Scrivi una trama partendo da una scaletta
Una volta individuato l’argomento, dovrebbe arrivare l’ispirazione che ti porta ad individuare una trama e i relativi personaggi. La storia va scritta seguendo una scaletta (solo così puoi programmare durata e intensità del lavoro). Nello specifico, il testo teatrale è suddiviso in atti. Quindi, la prima decisione da prendere è se scrivere il testo ad atto unico o più atti. Poi, devi valutare l’opzione di un prologo e di un epilogo finale. Ogni scena, poi, deve rispettare una cronologia e avere un titolo specifico.
Riassumi le scene
Il riassunto delle scene con relativo titolo è fondamentale. Man mano che scrivi la storia ricordati di appuntare le battute e gli stralci di dialogo che potrebbero sfuggirti in seguito.
Dialogare il testo
Il testo teatrale si basa sui dialoghi dei personaggi, quindi è parlato. Cerca di non dilungarti nella spiegazione di concetti e scene, il pubblico non è stupido e riesce ad intuire anche ciò che non immagini. Altrettanta attenzione va data alla durata del testo: se lo scrivi in atto unico, abbi cura di non superare i 100 minuti.

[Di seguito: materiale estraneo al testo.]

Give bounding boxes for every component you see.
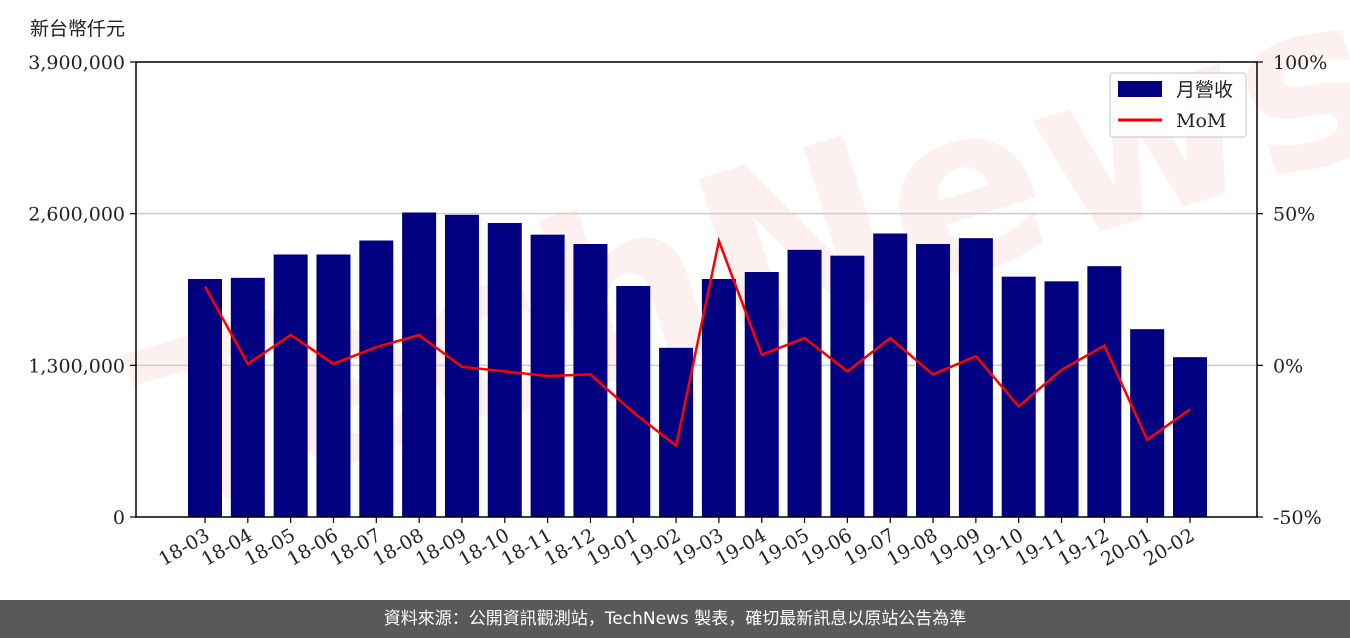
source-footer: 資料來源：公開資訊觀測站，TechNews 製表，確切最新訊息以原站公告為準 — [0, 600, 1350, 638]
y-right-tick-label: 50% — [1273, 204, 1315, 226]
revenue-bar — [273, 254, 308, 517]
y-right-tick-label: 100% — [1273, 52, 1327, 74]
revenue-bar — [873, 233, 908, 517]
revenue-bar — [958, 238, 993, 517]
revenue-bar — [701, 279, 736, 517]
y-left-tick-label: 1,300,000 — [28, 355, 125, 377]
mom-line — [203, 236, 1191, 448]
y-left-tick-label: 0 — [113, 507, 125, 529]
y-left-tick-label: 2,600,000 — [28, 204, 125, 226]
y-right-tick-label: 0% — [1273, 355, 1303, 377]
legend-label-revenue: 月營收 — [1176, 79, 1233, 101]
revenue-bar — [573, 244, 608, 517]
plot-frame — [135, 61, 1258, 518]
revenue-bar — [916, 244, 951, 517]
revenue-bar — [359, 240, 394, 517]
revenue-bar — [830, 255, 865, 517]
revenue-bar — [188, 279, 222, 517]
revenue-bar — [1044, 281, 1079, 517]
y-axis-unit-label: 新台幣仟元 — [30, 18, 126, 40]
revenue-bar — [1087, 266, 1122, 517]
y-left-tick-label: 3,900,000 — [28, 52, 125, 74]
x-tick-label: 20-02 — [1140, 524, 1198, 570]
chart-area: TechNews 新台幣仟元 01,300,0002,600,0003,900,… — [28, 0, 1350, 571]
revenue-bar — [659, 347, 694, 517]
legend-label-mom: MoM — [1176, 110, 1226, 132]
revenue-bar — [1173, 357, 1207, 517]
revenue-bar — [316, 254, 351, 517]
revenue-bar — [230, 277, 265, 517]
revenue-bar — [787, 249, 822, 518]
revenue-chart: 0 1,300,000 2,600,000 3,900,000 -50% 0% 50% 100… — [28, 52, 1327, 571]
revenue-bar — [1130, 329, 1165, 517]
revenue-bar — [402, 212, 437, 517]
legend-swatch-revenue — [1118, 81, 1162, 97]
revenue-bar — [744, 272, 779, 517]
y-right-tick-label: -50% — [1273, 507, 1322, 529]
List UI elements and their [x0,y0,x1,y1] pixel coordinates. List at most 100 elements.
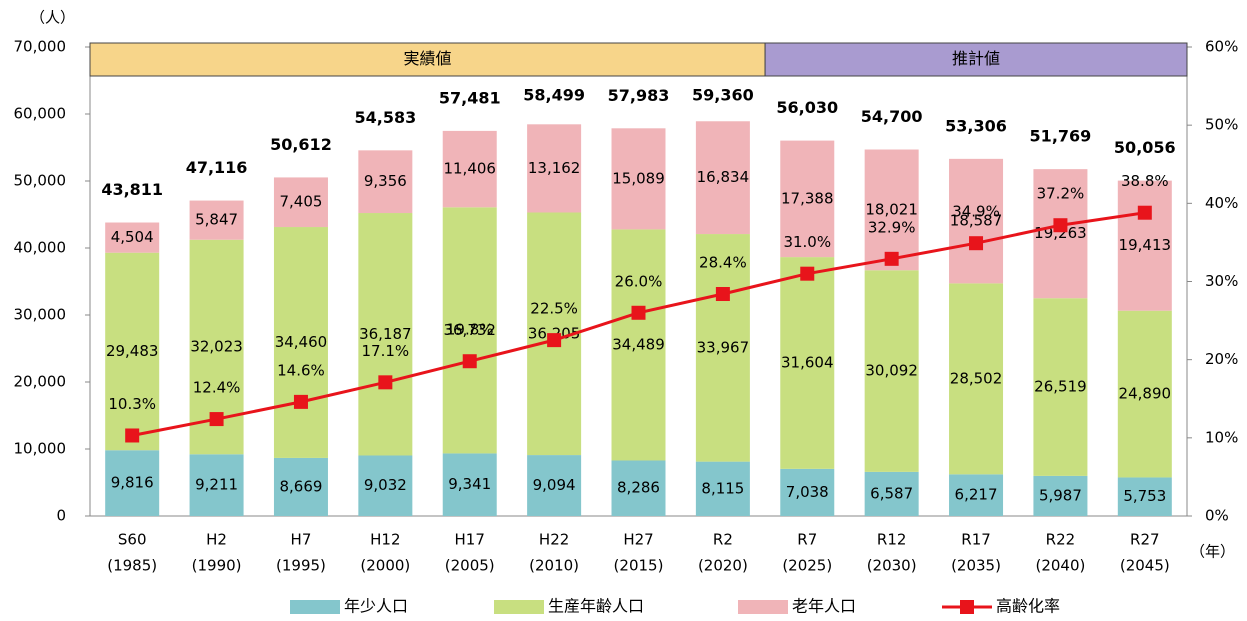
value-label: 9,094 [533,476,576,494]
bar-segment [358,455,413,516]
bar-segment [780,140,835,258]
y-tick-label: 10,000 [14,440,67,458]
line-value-label: 38.8% [1121,172,1169,190]
value-label: 9,356 [364,172,407,190]
x-tick-label: H22 [539,531,569,549]
value-label: 5,847 [195,211,238,229]
bar-segment [949,158,1004,284]
bar-segment [442,453,497,516]
bar-segment [864,471,919,516]
value-label: 36,187 [359,325,412,343]
y2-tick-label: 0% [1205,507,1229,525]
bar-segment [611,229,666,461]
x-tick-label: H2 [206,531,227,549]
legend-swatch [494,600,544,614]
value-label: 29,483 [106,342,159,360]
line-marker [969,236,984,251]
y2-tick-label: 20% [1205,350,1238,368]
y2-tick-label: 40% [1205,194,1238,212]
line-value-label: 19.8% [446,321,494,339]
legend-swatch [290,600,340,614]
y2-tick-label: 60% [1205,38,1238,56]
y-unit-label: （人） [30,9,75,27]
x-tick-sublabel: (2030) [867,557,917,575]
value-label: 28,502 [950,369,1003,387]
legend-marker [960,600,974,614]
bar-segment [358,150,413,214]
value-label: 13,162 [528,159,581,177]
bar-segment [780,257,835,469]
bar-segment [1033,169,1088,299]
period-band [89,42,766,77]
value-label: 26,519 [1034,378,1087,396]
bar-segment [695,121,750,235]
period-band [764,42,1188,77]
y2-tick-label: 50% [1205,116,1238,134]
value-label: 18,021 [865,200,918,218]
x-tick-sublabel: (2005) [445,557,495,575]
y-tick-label: 0 [56,507,66,525]
line-value-label: 31.0% [783,233,831,251]
value-label: 9,816 [111,474,154,492]
line-marker [209,412,224,427]
x-tick-sublabel: (1985) [107,557,157,575]
total-label: 56,030 [776,98,838,117]
x-tick-label: R2 [713,531,733,549]
value-label: 33,967 [697,338,750,356]
value-label: 9,211 [195,476,238,494]
x-tick-sublabel: (2010) [529,557,579,575]
bar-segment [695,461,750,516]
bar-segment [527,124,582,213]
x-tick-label: R22 [1046,531,1076,549]
line-marker [800,266,815,281]
bar-segment [442,130,497,208]
x-tick-sublabel: (1990) [192,557,242,575]
line-value-label: 10.3% [108,395,156,413]
bar-segment [611,460,666,516]
bar-segment [780,468,835,516]
value-label: 36,732 [443,321,496,339]
value-label: 9,341 [448,475,491,493]
value-label: 16,834 [697,168,750,186]
x-tick-sublabel: (2025) [782,557,832,575]
x-tick-sublabel: (2040) [1035,557,1085,575]
value-label: 4,504 [111,228,154,246]
total-label: 59,360 [692,86,754,105]
value-label: 8,669 [279,477,322,495]
value-label: 30,092 [865,362,918,380]
legend-swatch [738,600,788,614]
bar-segment [273,227,328,458]
line-marker [1137,205,1152,220]
value-label: 17,388 [781,189,834,207]
x-unit-label: （年） [1190,543,1235,561]
line-marker [293,394,308,409]
period-label: 実績値 [404,49,452,68]
total-label: 47,116 [186,158,248,177]
bar-segment [527,455,582,516]
x-tick-label: R27 [1130,531,1160,549]
bar-segment [1117,477,1172,516]
line-value-label: 32.9% [868,218,916,236]
total-label: 54,583 [354,108,416,127]
total-label: 43,811 [101,180,163,199]
bar-segment [1117,180,1172,311]
x-tick-label: S60 [118,531,147,549]
value-label: 8,115 [701,479,744,497]
bar-segment [358,213,413,456]
total-label: 51,769 [1030,127,1092,146]
line-marker [631,305,646,320]
x-tick-sublabel: (2000) [360,557,410,575]
x-tick-sublabel: (2015) [614,557,664,575]
value-label: 32,023 [190,338,243,356]
value-label: 18,587 [950,212,1003,230]
y-tick-label: 50,000 [14,172,67,190]
bar-segment [273,457,328,516]
line-marker [462,354,477,369]
value-label: 19,413 [1119,236,1172,254]
y2-tick-label: 30% [1205,272,1238,290]
line-value-label: 12.4% [193,379,241,397]
period-label: 推計値 [952,49,1000,68]
x-tick-label: H27 [623,531,653,549]
x-tick-label: H17 [455,531,485,549]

Se invece è suddiviso in più atti, fai in modo che ognuno duri meno dell’altro (per fornire al testo un ritmo incalzante e non monotono).
Conseguenze di un fatto e chiave di volta finale
Ogni testo teatrale deve essere in grado di riportare in modo chiaro e preciso le conseguenze di un fatto o accadimento (che viene scritto e rappresentato in apertura). Altro elemento indispensabile è la “chiave di volta”, che rappresenta il momento in cui l’idea iniziale si realizza e si avvia verso la conclusione. Questo momento cruciale non va inserito troppo presto o troppo tardi all’interno del testo: l’ideale è posizionarlo oltre la metà del testo.
Scrivi un testo rappresentabile
Sembra scontato, ma non lo è affatto. Se scrivi un testo teatrale devi fare in modo che sia facilmente rappresentabile ovunque, non solo sul palcoscenico di un teatro: ovviamente in questo giocano un ruolo fondamentale la regia e la rappresentazione degli attori.